Let me start my homily with a simple question: How do you think of God? Do you think of him as near or distant? Is he frightening or familiar? How do you think of God?
The truth is, at times, God can be seem both near and distant to us. At times, God can seem both frightening and familiar. It all depends on our relationship with him.
When doing my formation work in hospital ministry, I remember the hospital chaplain telling me that the ease by which a person dies is often a reflection of their relationship with God. That made sense to me. The closer we cling to God, the less “baggage” we have to hold onto.
I also remember a quote from one of my ACTS brothers who said: “If you discover that you are distant from God, ask yourself: Who moved?”
If we find ourselves distant from God, it wasn’t God who moved, it was us. We experience this …
- When we turn our back on God in sin
- When we focus so much on ourselves that we shut God out of our lives
- When we allow the events of the world to distract us from living as God intended
Today is Trinity Sunday, a day that calls us to be more aware of the presence of the Trinitarian God in our lives. We are reminded of how the Trinity affects our lives, how it helps us relate more closely with God and to one another.
Today, we remember:
- God the Father who created us in his own image
- God the Son who became one of us and redeemed us
- God the Holy Spirit who remains with us to accompany us and guide us on our spiritual journey
The central themes in today’s readings are relationship and love. Which helps us realize how personal and loving God is. These themes are clearly evident in that beautiful passage from the Gospel of John:
God so loved the world that he gave his only Son, so that everyone who believes in him might not perish but might have eternal life.” (John 3:16)
To me, the operative phrase in that passage is believing in God. Whether God seems near or distant to us – we have to keep believing. Whether focused on God or lost in worldly events – we have to keep believing. Whether “swimming in God’s grace or drowning in sin” – we have to keep believing.
It is difficult to explain (and to understand) the mystery of the Trinity. But at the root of this mystery are three things: love, relationship, and community.
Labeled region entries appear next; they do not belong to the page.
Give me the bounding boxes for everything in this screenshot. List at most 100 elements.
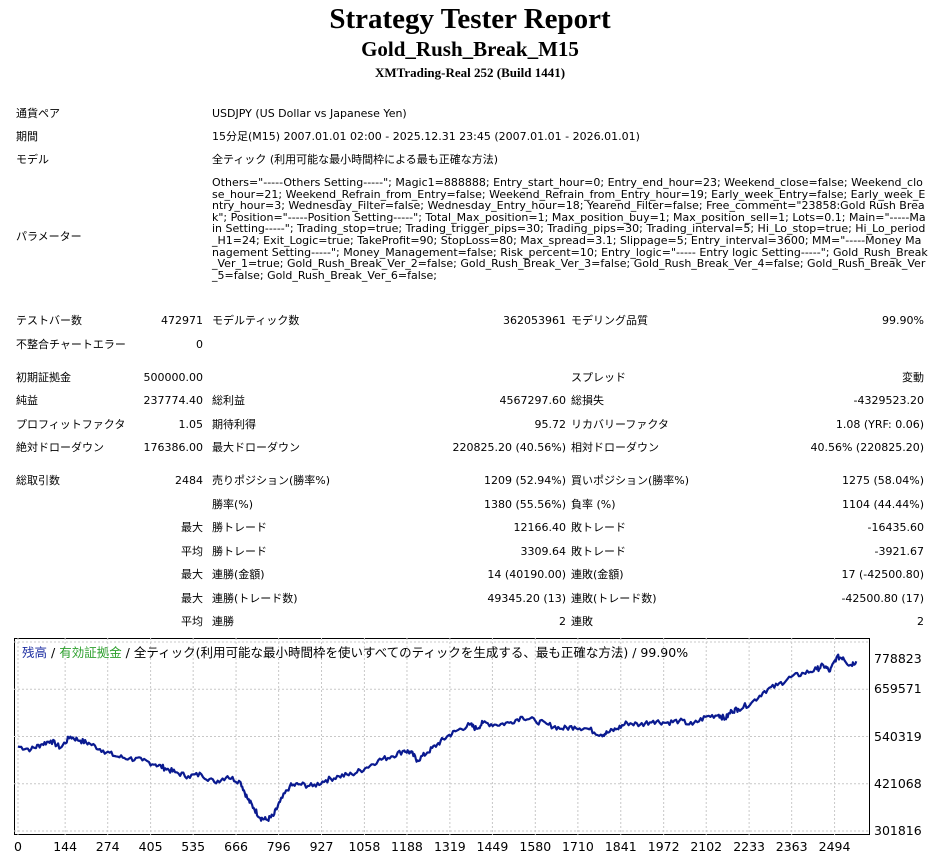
- deposit-value: 500000.00: [143, 371, 204, 384]
- y-tick-label: 301816: [874, 823, 922, 838]
- loss-rate-label: 負率 (%): [571, 498, 616, 511]
- legend-equity: 有効証拠金: [59, 645, 122, 660]
- bars-label: テストバー数: [16, 314, 82, 327]
- win-rate-value: 1380 (55.56%): [483, 498, 566, 511]
- x-tick-label: 796: [266, 839, 291, 854]
- x-tick-label: 405: [138, 839, 163, 854]
- total-trades-label: 総取引数: [16, 474, 60, 487]
- gross-loss-value: -4329523.20: [853, 394, 924, 407]
- quality-label: モデリング品質: [571, 314, 648, 327]
- x-tick-label: 1449: [476, 839, 509, 854]
- recovery-factor-value: 1.08 (YRF: 0.06): [835, 418, 924, 431]
- balance-chart: [14, 638, 870, 835]
- win-rate-label: 勝率(%): [212, 498, 254, 511]
- total-trades-value: 2484: [175, 474, 203, 487]
- symbol-label: 通貨ペア: [16, 107, 60, 120]
- params-label: パラメーター: [16, 230, 82, 243]
- mismatch-label: 不整合チャートエラー: [16, 338, 126, 351]
- consec-win-count-label: 連勝(トレード数): [212, 592, 298, 605]
- y-tick-label: 659571: [874, 681, 922, 697]
- avg-consec-win-label: 連勝: [212, 615, 234, 628]
- model-label: モデル: [16, 153, 49, 166]
- long-positions-value: 1275 (58.04%): [841, 474, 924, 487]
- x-tick-label: 927: [309, 839, 334, 854]
- x-tick-label: 1319: [433, 839, 466, 854]
- profit-factor-value: 1.05: [178, 418, 204, 431]
- x-tick-label: 1710: [561, 839, 594, 854]
- largest-loss-value: -16435.60: [867, 521, 924, 534]
- x-tick-label: 1841: [604, 839, 637, 854]
- x-tick-label: 1972: [647, 839, 680, 854]
- expected-payoff-label: 期待利得: [212, 418, 256, 431]
- rel-drawdown-label: 相対ドローダウン: [571, 441, 659, 454]
- avg-loss-label: 敗トレード: [571, 545, 626, 558]
- legend-balance: 残高: [22, 645, 48, 660]
- net-profit-value: 237774.40: [143, 394, 204, 407]
- largest-loss-label: 敗トレード: [571, 521, 626, 534]
- consec-loss-amount-value: 17 (-42500.80): [841, 568, 924, 581]
- avg-consec-loss-label: 連敗: [571, 615, 593, 628]
- consec-loss-count-label: 連敗(トレード数): [571, 592, 657, 605]
- gross-profit-label: 総利益: [212, 394, 245, 407]
- y-tick-label: 540319: [874, 728, 922, 744]
- gross-profit-value: 4567297.60: [499, 394, 566, 407]
- abs-drawdown-label: 絶対ドローダウン: [16, 441, 104, 454]
- y-tick-label: 421068: [874, 775, 922, 791]
- x-tick-label: 1058: [348, 839, 381, 854]
- x-tick-label: 2363: [775, 839, 808, 854]
- y-tick-label: 778823: [874, 651, 922, 666]
- consec-loss-amount-label: 連敗(金額): [571, 568, 624, 581]
- largest-win-value: 12166.40: [513, 521, 567, 534]
- x-tick-label: 535: [181, 839, 206, 854]
- legend-model: 全ティック(利用可能な最小時間枠を使いすべてのティックを生成する、最も正確な方法…: [133, 645, 689, 660]
- max-label: 最大: [181, 568, 203, 581]
- x-tick-label: 274: [95, 839, 120, 854]
- chart-legend: 残高 / 有効証拠金 / 全ティック(利用可能な最小時間枠を使いすべてのティック…: [22, 645, 688, 660]
- x-tick-label: 2494: [818, 839, 851, 854]
- recovery-factor-label: リカバリーファクタ: [571, 418, 669, 431]
- consec-loss-count-value: -42500.80 (17): [841, 592, 924, 605]
- x-tick-label: 1580: [519, 839, 552, 854]
- mismatch-value: 0: [196, 338, 203, 351]
- quality-value: 99.90%: [882, 314, 924, 327]
- max-drawdown-value: 220825.20 (40.56%): [452, 441, 566, 454]
- abs-drawdown-value: 176386.00: [143, 441, 204, 454]
- long-positions-label: 買いポジション(勝率%): [571, 474, 690, 487]
- deposit-label: 初期証拠金: [16, 371, 71, 384]
- period-label: 期間: [16, 130, 38, 143]
- legend-separator: /: [47, 645, 60, 660]
- model-value: 全ティック (利用可能な最小時間枠による最も正確な方法): [212, 153, 499, 166]
- x-tick-label: 1188: [391, 839, 423, 854]
- avg-consec-win-value: 2: [559, 615, 566, 628]
- net-profit-label: 純益: [16, 394, 38, 407]
- largest-win-label: 勝トレード: [212, 521, 267, 534]
- x-tick-label: 2233: [733, 839, 766, 854]
- short-positions-value: 1209 (52.94%): [483, 474, 566, 487]
- gross-loss-label: 総損失: [571, 394, 604, 407]
- rel-drawdown-value: 40.56% (220825.20): [810, 441, 924, 454]
- x-tick-label: 2102: [690, 839, 723, 854]
- avg-consec-loss-value: 2: [917, 615, 924, 628]
- max-drawdown-label: 最大ドローダウン: [212, 441, 300, 454]
- consec-win-amount-label: 連勝(金額): [212, 568, 265, 581]
- params-value: Others="-----Others Setting-----"; Magic…: [212, 176, 928, 282]
- spread-label: スプレッド: [571, 371, 626, 384]
- ticks-label: モデルティック数: [212, 314, 300, 327]
- avg-win-label: 勝トレード: [212, 545, 267, 558]
- avg-label: 平均: [181, 545, 203, 558]
- avg-win-value: 3309.64: [520, 545, 567, 558]
- expected-payoff-value: 95.72: [534, 418, 567, 431]
- max-label: 最大: [181, 592, 203, 605]
- balance-series-line: [17, 653, 858, 822]
- consec-win-amount-value: 14 (40190.00): [487, 568, 566, 581]
- ticks-value: 362053961: [503, 314, 566, 327]
- bars-value: 472971: [161, 314, 203, 327]
- legend-separator: /: [121, 645, 134, 660]
- x-tick-label: 666: [224, 839, 248, 854]
- short-positions-label: 売りポジション(勝率%): [212, 474, 331, 487]
- avg-label: 平均: [181, 615, 203, 628]
- period-value: 15分足(M15) 2007.01.01 02:00 - 2025.12.31 …: [212, 130, 640, 143]
- profit-factor-label: プロフィットファクタ: [16, 418, 126, 431]
- max-label: 最大: [181, 521, 203, 534]
- consec-win-count-value: 49345.20 (13): [487, 592, 566, 605]
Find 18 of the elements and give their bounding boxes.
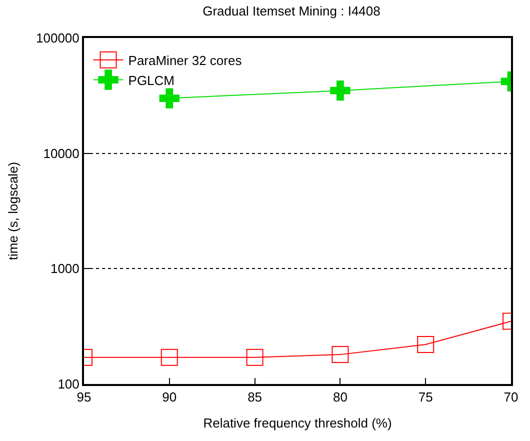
x-tick-label: 75: [418, 390, 433, 405]
point: [330, 80, 350, 101]
x-tick-label: 85: [248, 390, 262, 405]
x-axis-title: Relative frequency threshold (%): [203, 416, 392, 431]
x-tick-label: 70: [504, 390, 518, 405]
y-tick-label: 1000: [50, 261, 80, 276]
x-tick-label: 90: [162, 390, 177, 405]
legend-label: ParaMiner 32 cores: [128, 52, 242, 68]
x-tick-label: 80: [332, 390, 348, 405]
point: [246, 348, 264, 366]
x-tick-label: 95: [76, 390, 92, 405]
y-tick-label: 100: [58, 376, 80, 392]
legend-label: PGLCM: [128, 72, 175, 88]
chart-title: Gradual Itemset Mining : I4408: [202, 4, 380, 19]
point: [332, 346, 349, 364]
y-axis-title: time (s, logscale): [5, 162, 20, 260]
y-tick-label: 10000: [43, 146, 80, 161]
y-tick-label: 100000: [36, 30, 80, 46]
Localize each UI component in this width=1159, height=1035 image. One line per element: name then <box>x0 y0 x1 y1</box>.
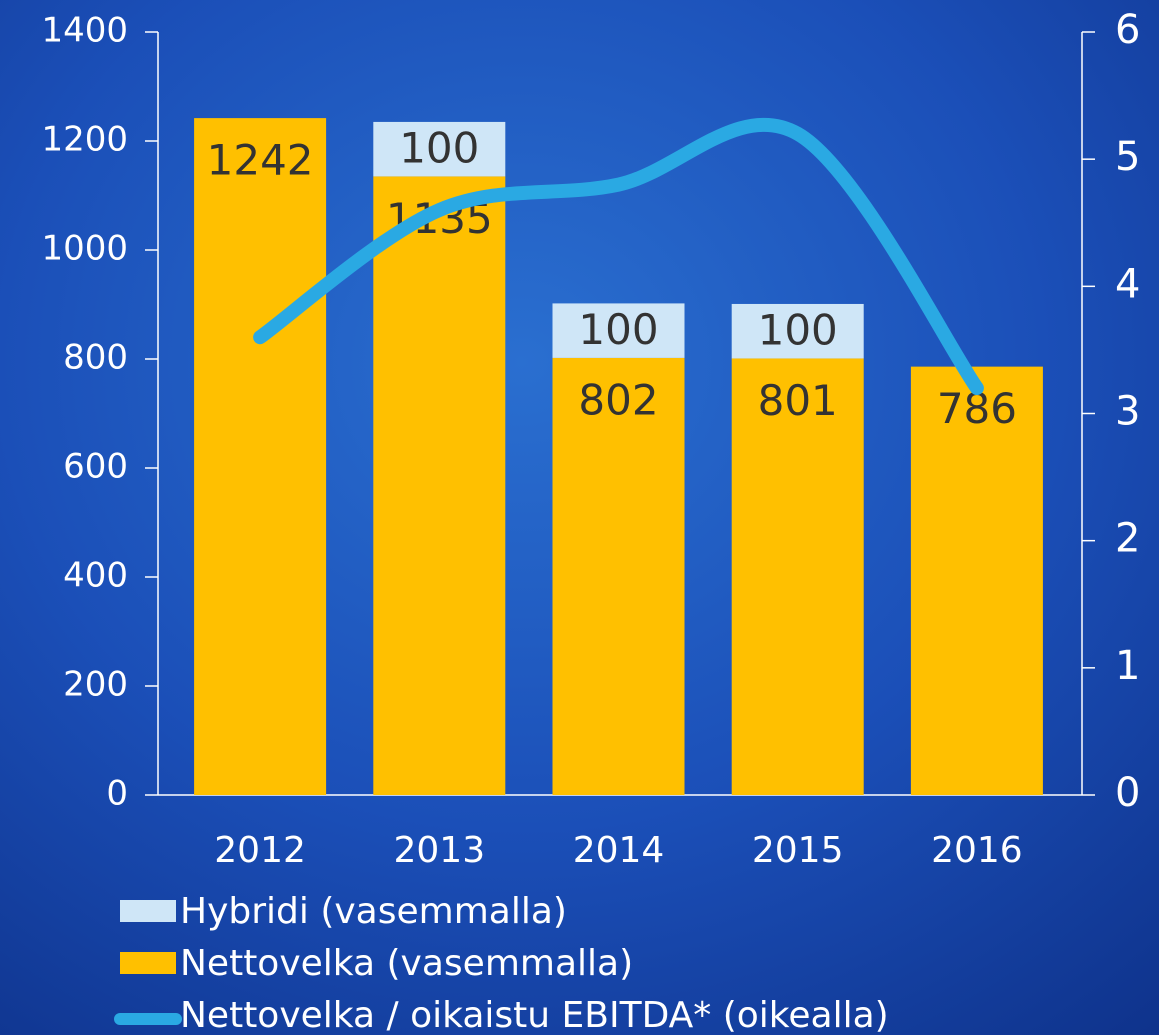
bar <box>552 303 685 358</box>
bar <box>910 366 1043 795</box>
data-label: 801 <box>758 376 838 425</box>
legend-label: Nettovelka (vasemmalla) <box>180 943 633 984</box>
data-label: 100 <box>578 305 658 354</box>
bar <box>194 118 327 796</box>
y-tick-label: 0 <box>106 774 128 814</box>
legend-swatch <box>120 900 176 922</box>
bar <box>552 357 685 795</box>
bar <box>731 358 864 795</box>
y2-tick-label: 5 <box>1115 134 1140 180</box>
x-tick-label: 2013 <box>393 830 485 871</box>
y-tick-label: 200 <box>63 665 128 705</box>
y-tick-label: 400 <box>63 556 128 596</box>
legend-swatch <box>120 952 176 974</box>
line <box>253 117 984 396</box>
legend-label: Hybridi (vasemmalla) <box>180 891 567 932</box>
bar <box>731 303 864 359</box>
data-label: 100 <box>758 306 838 355</box>
y2-tick-label: 3 <box>1115 389 1140 435</box>
y-tick-label: 1400 <box>41 11 128 51</box>
y2-tick-label: 4 <box>1115 261 1140 307</box>
bar <box>373 176 506 796</box>
x-tick-label: 2016 <box>931 830 1023 871</box>
y2-tick-label: 0 <box>1115 770 1140 816</box>
y2-tick-label: 1 <box>1115 643 1140 689</box>
bar <box>373 121 506 177</box>
x-tick-label: 2012 <box>214 830 306 871</box>
data-label: 100 <box>399 124 479 173</box>
y-tick-label: 600 <box>63 447 128 487</box>
x-tick-label: 2014 <box>573 830 665 871</box>
data-label: 802 <box>578 375 658 424</box>
data-label: 1242 <box>207 136 314 185</box>
y-tick-label: 1200 <box>41 120 128 160</box>
y-tick-label: 800 <box>63 338 128 378</box>
y2-tick-label: 6 <box>1115 7 1140 53</box>
legend-label: Nettovelka / oikaistu EBITDA* (oikealla) <box>180 995 889 1035</box>
y2-tick-label: 2 <box>1115 516 1140 562</box>
plot: 0 200 400 600 800 1000 1200 1400 0 1 2 3 4 5 6 2012 1242… <box>41 7 1140 1035</box>
x-tick-label: 2015 <box>752 830 844 871</box>
y-tick-label: 1000 <box>41 229 128 269</box>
In that vein, I want to comment on the controversy this week surrounding Archbishop Carlson and the recent reporting on his depositions. Not to put another spin on the topic. Not to sound as an expert on the matter – because I am not. There is good information about all of this on the Archdiocese website. I recommend viewing the video from Archbishop Carlson and reading the letter from the Archbishop. They reflect the Archbishop I know: very humble, very compassionate … and very human.
I want to use this situation as a teachable moment of how we are to live in love, in relationship, when the foundation and cohesion of our faith community is challenged.
Today, you prove that you are a believing people because you are here. You honor God by your presence.
- In spite of this cancer of sex abuse that continually attacks the life of the Church, you love God and his Church
- In spite of the accusations of poor leadership and poor judgment in our Church surrounding the issue of sex abuse, you value the relationship of the Church and God’s people
- In spite of the questions and accusations in the media, you gather here as community
We are here as a community of faith, hope and love.
But we know that others who are faithful and love their Church may not be here today. Like many of us, they may be confused, hurting, and questioning the Church and its leaders over these recent events.
And when this occurs, when we find our Church under suspicion, the best thing we can do is pray and model how God describes himself in our First Reading: merciful, gracious, slow to anger, rich in kindness and fidelity.
We pray …
- For the victims and all affected by abuse
- For those who have fallen away from the Catholic Church in disillusionment
- For justice
- For peace
- For reconciliation in our world
We turn to God in times like this and pray for God’s grace:
- To lighten the burdens of our questioning minds
- To overcome whatever distrust, skepticism, or uncertainty that may haunt us
- To sustain us through periods of unbelief and doubt
- To save us from the tendency to rush to judgment or speculation
And we pray to the leaders of our Church, as we will in the Eucharistic Prayer today. We will pray for Archbishop Carlson in a very personal way – using his first name (Robert). May we do so with open hearts and open minds. We do not do this in blind obedience, but as compassionate believers.
As we go forth today, let us ask the Holy Trinity – the Father, Son, and Spirit – to make us ever more aware of God’s loving presence in and around us.
Let us go forth this day, in a spirit of love, relationship and community, strengthened by that very Trinitarian prayer St. Paul shared with us in the Second Reading (2 Corinthians 13:11-13):
May the grace of the Lord Jesus Christ
and the love of God
and the fellowship of the Holy Spirit be with us all.